Democrats were dealt a major wallop Tuesday when Republican Scott Brown defeated Democrat Martha Coakley in a special election for the open Senate seat in Massachusetts. The outcome resulted in more than a loss of a seat. It has taken away the party's 60th vote to pass healthcare reform. It is not clear what, if any path, the party will take to pass its package.
If necessary, AAHSA will form a new CLASS Act-type plan with the 200-something organizations supporting it and lawmakers, Minnix said.
“We're not without advocate friends or friends in Congress,” he said. “We may go back and see what could be done on a more bipartisan basis.”
The problems that led to the proposal still need to be solved, he insisted.
“Long-term care has got to be funded differently and Medicaid has got to have some relief, and the CLASS Act does both,” Minnix said.
It can't be easy for Minnix and the rest of his conscientious team to see their work of the last several years begin to smolder along with the rest of the hard-fought provisions for long-term care and healthcare.
But Minnix, with a hint of defeat in his voice, said the organization and partner organizations should be proud of what they accomplished. The provision made it into both bills and won the support of the president.
“I don't know what else we would have done,” he said. “A year ago, no one would have given us a chance at getting it done. The thing I can't control is voters in Massachusetts.”
How right you are, Larry.
Meanwhile, one long-term care expert is seeing the current crisis facing healthcare reform as a positive development for long-term care.
Steve Moses, president of the Center for Long-Term Care Reform, feels like the new setback for the legislation offers Congress a chance to establish a better long-range Medicaid plan for the field.
He recently published a document called “Doing LTC Right” in conjunction with Rhode Island's Ocean State Policy Research Institute.
The report points out the major problems right now with Medicaid, such as the program's somewhat lax rules regarding financial eligibility. In a nutshell, according to the report, the program is losing money because people who have the means to pay for long-term care are using built-in exemptions to join the Medicaid rolls.

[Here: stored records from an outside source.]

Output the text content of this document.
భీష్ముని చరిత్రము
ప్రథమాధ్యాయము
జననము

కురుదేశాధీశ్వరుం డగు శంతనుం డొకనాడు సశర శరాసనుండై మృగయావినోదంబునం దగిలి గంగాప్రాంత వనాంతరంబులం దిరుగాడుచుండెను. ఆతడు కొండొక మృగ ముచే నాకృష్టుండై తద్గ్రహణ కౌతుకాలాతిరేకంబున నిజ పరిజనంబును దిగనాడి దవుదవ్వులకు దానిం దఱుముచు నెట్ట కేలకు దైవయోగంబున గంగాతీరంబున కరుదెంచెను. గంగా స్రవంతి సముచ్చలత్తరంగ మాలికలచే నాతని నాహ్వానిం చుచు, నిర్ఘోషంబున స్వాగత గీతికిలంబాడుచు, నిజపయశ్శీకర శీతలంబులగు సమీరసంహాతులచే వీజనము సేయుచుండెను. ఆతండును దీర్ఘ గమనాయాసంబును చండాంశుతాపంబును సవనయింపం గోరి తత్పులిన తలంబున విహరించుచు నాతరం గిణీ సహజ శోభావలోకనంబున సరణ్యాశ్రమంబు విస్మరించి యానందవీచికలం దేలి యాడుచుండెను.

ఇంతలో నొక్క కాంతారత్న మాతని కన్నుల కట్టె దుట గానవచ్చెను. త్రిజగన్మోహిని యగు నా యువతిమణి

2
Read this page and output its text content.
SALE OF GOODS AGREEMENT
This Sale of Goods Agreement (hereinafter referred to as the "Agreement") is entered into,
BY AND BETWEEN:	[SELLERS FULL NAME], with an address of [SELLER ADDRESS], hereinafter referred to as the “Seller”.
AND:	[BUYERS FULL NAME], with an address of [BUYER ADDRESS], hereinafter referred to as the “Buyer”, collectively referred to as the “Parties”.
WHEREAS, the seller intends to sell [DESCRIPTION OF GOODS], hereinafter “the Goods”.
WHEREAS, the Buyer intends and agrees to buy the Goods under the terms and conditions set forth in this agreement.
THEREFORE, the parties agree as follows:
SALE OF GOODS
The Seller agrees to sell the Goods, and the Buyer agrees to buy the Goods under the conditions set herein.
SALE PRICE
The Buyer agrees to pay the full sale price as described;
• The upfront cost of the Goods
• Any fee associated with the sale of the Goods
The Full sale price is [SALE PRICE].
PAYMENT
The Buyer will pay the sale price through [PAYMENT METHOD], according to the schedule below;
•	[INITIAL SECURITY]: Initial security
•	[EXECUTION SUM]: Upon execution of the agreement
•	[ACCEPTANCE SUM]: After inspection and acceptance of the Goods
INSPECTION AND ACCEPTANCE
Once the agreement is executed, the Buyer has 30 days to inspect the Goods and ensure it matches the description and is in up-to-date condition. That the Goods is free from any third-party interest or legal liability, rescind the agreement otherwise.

The program also examines the benefits of Rhode Island's long-term care “global Medicaid waiver.” The waiver allows the state to provide more home- and community-based services in exchange for a five-year cap on federal funding.
Taking several steps could improve the waiver program and make Rhode Island a model for the rest of the country, the report says. These include targeting those who truly need Medicaid, expanding estate recovery, imposing more stringent rules on Medicaid eligibility, encouraging people to use long-term care insurance and other private means to pay for long-term care, and educating people about long-term care planning.
It is an interesting analysis. Those who are serious about finding answers to the long-term care and Medicaid problems would be wise to read it.